Thursday, November 11, 2010

G20 Summit Trying to Find Answers to Difficult Economic Issues

As the leaders of the 20 top economic countries meet in South Korea answers to the major countries economic problems loom large on the agenda. And with all the problems they already have news sends the tech industry stock lower on Cisco's lower earnings reports. Of course the big issue of the American delegation is to address the problems of currency control by Japan and China which keep their currencies lower against the dollar than the free market would if they were allowed to truly seek their proper levels against the dollar.

Amplify’d from

Stock futures fall as G20 summit convenes

NEW YORK - Stock futures slipped Thursday as world leaders attempt to come up with plans to strengthen a weak global economy.

Volume could be light because of the Veterans' Day holiday, which would exaggerate moves.
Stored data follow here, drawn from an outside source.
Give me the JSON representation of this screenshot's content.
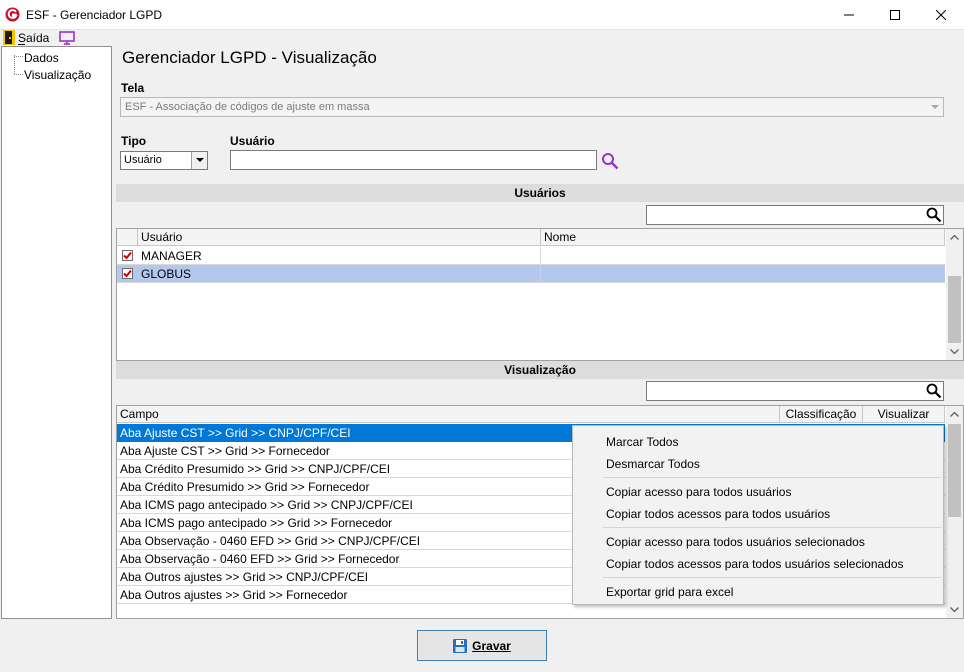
{
  "window": {
    "title": "ESF - Gerenciador LGPD"
  },
  "menu": {
    "exit_label": "Saída"
  },
  "tree": {
    "items": [
      "Dados",
      "Visualização"
    ]
  },
  "page": {
    "title": "Gerenciador LGPD - Visualização"
  },
  "tela": {
    "label": "Tela",
    "value": "ESF - Associação de códigos de ajuste em massa"
  },
  "tipo": {
    "label": "Tipo",
    "value": "Usuário"
  },
  "usuario": {
    "label": "Usuário",
    "value": ""
  },
  "users_section": {
    "title": "Usuários",
    "columns": [
      "Usuário",
      "Nome"
    ],
    "rows": [
      {
        "usuario": "MANAGER",
        "nome": "",
        "checked": true,
        "selected": false
      },
      {
        "usuario": "GLOBUS",
        "nome": "",
        "checked": true,
        "selected": true
      }
    ]
  },
  "vis_section": {
    "title": "Visualização",
    "columns": [
      "Campo",
      "Classificação",
      "Visualizar"
    ],
    "rows": [
      "Aba Ajuste CST >> Grid >> CNPJ/CPF/CEI",
      "Aba Ajuste CST >> Grid >> Fornecedor",
      "Aba Crédito Presumido >> Grid >> CNPJ/CPF/CEI",
      "Aba Crédito Presumido >> Grid >> Fornecedor",
      "Aba ICMS pago antecipado >> Grid >> CNPJ/CPF/CEI",
      "Aba ICMS pago antecipado >> Grid >> Fornecedor",
      "Aba Observação - 0460 EFD >> Grid >> CNPJ/CPF/CEI",
      "Aba Observação - 0460 EFD >> Grid >> Fornecedor",
      "Aba Outros ajustes >> Grid >> CNPJ/CPF/CEI",
      "Aba Outros ajustes >> Grid >> Fornecedor"
    ]
  },
  "context_menu": {
    "items": [
      "Marcar Todos",
      "Desmarcar Todos",
      "Copiar acesso para todos usuários",
      "Copiar todos acessos para todos usuários",
      "Copiar acesso para todos usuários selecionados",
      "Copiar todos acessos para todos usuários selecionados",
      "Exportar grid para excel"
    ]
  },
  "actions": {
    "save_label": "Gravar"
  },
  "colors": {
    "selection": "#0078d7",
    "row_selected": "#b4c8ee",
    "accent_red": "#cc0000",
    "purple_icon": "#9b30c8"
  }
}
Bond trading is closed for the holiday and the government is closed so there will be no readings on the economy.

The Group of 20, which encompasses leaders from major rich and developing nations, are meeting in South Korea and trying to hammer out plans to help support a global recovery that has accelerated in some countries like China while more developed countries like the U.S. have struggled to rebound.

Currency manipulation, trade gaps and protectionism are the major topics the group is expected to discuss. Some countries criticized the U.S. last week after the Federal Reserve announced a bond-buying program that effectively cut the value of the dollar. The U.S. and others have criticized China for holding its currency artificially low.

A weak currency helps a country's exports because they become cheaper to sell overseas. That can lead to big trade imbalances and protectionist reactions from government's trying to keep their own countries' goods from being priced out of the world market.

The dollar did gain ground against the euro Thursday, but slipped against Japan's yen. The Japanese government has flooded currency markets multiple times in recent months with yen to cut the value of the currency as it hovers near a 15-year low against the dollar.

A steadily declining dollar over the past two months has helped funnel money into stocks and commodities as investors seek better returns.